The increasing demand for automation has led to a rise in the use of low-speed Autonomous guided vehicles (AGVs). However, AGVs rely on batteries for their power source, which limits their operational time and affects their overall performance. To optimize their energy usage and enhance their battery life, it is crucial to understand the power consumption behavior of AGVs. This letter presents a comprehensive study on profiling power consumption in low-speed AGVs. The previous power consumption estimation models for AGVs were mostly based on physical formulas. We introduce a data-driven power consumption estimation model for each of the main components of the AGV, including the chassis, computing platform, sensors and communication devices. By conducting three actual driving tests, we show that the MAPE in estimating instantaneous power is 4.8%, a significant 8.1% improvement compared to using a physical model. Moreover, the MAPE for energy consumption is only 1.5%, which is 6.6% better than the physical model. To demonstrate the utility of our power consumption estimation models, we conduct two case studies – one is energy-efficient path planning and the other is energy-efficient perception task interval adjustment. This study demonstrates that integrating the power consumption estimation model into path planning reduces energy consumption by over 12%. Additionally, adjusting detection interval lowers computational energy consumption by 10.1%.

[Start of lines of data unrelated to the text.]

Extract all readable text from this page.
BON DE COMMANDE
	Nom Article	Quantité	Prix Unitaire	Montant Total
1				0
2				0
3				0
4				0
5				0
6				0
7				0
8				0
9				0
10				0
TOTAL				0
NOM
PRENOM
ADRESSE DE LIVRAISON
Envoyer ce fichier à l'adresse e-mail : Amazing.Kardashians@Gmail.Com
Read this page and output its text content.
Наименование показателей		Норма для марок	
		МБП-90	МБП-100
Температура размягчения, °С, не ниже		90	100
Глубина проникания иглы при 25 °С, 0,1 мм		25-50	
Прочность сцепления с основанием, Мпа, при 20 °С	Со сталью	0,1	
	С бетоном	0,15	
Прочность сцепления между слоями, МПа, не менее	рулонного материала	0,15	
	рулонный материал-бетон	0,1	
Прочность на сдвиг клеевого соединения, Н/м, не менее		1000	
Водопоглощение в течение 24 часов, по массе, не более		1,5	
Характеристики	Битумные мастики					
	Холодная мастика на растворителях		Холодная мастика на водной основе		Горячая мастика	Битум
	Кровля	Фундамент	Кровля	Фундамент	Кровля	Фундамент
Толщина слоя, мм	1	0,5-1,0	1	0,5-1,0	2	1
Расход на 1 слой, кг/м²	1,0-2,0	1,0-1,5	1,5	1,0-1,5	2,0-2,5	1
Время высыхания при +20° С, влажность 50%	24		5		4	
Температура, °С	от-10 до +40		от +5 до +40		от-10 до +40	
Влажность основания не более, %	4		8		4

Thermodynamics as a way of identifying hierarchies

Morten L. Kringelbach, Yonatan Sanz Perl, Gustavo Deco, The Thermodynamics of Mind, Trends in Cognitive Sciences, Volume 28, Issue 6, 2024, Pages 568-581 DOI: 10.1016/j.tics.2024.03.009.

To not only survive, but also thrive, the brain must efficiently orchestrate distributed computation across space and time. This requires hierarchical organisation facilitating fast information transfer and processing at the lowest possible metabolic cost. Quantifying brain hierarchy is difficult but can be estimated from the asymmetry of information flow. Thermodynamics has successfully characterised hierarchy in many other complex systems. Here, we propose the ‘Thermodynamics of Mind’ framework as a natural way to quantify hierarchical brain orchestration and its underlying mechanisms. This has already provided novel insights into the orchestration of hierarchy in brain states including movie watching, where the hierarchy of the brain is flatter than during rest. Overall, this framework holds great promise for revealing the orchestration of cognition.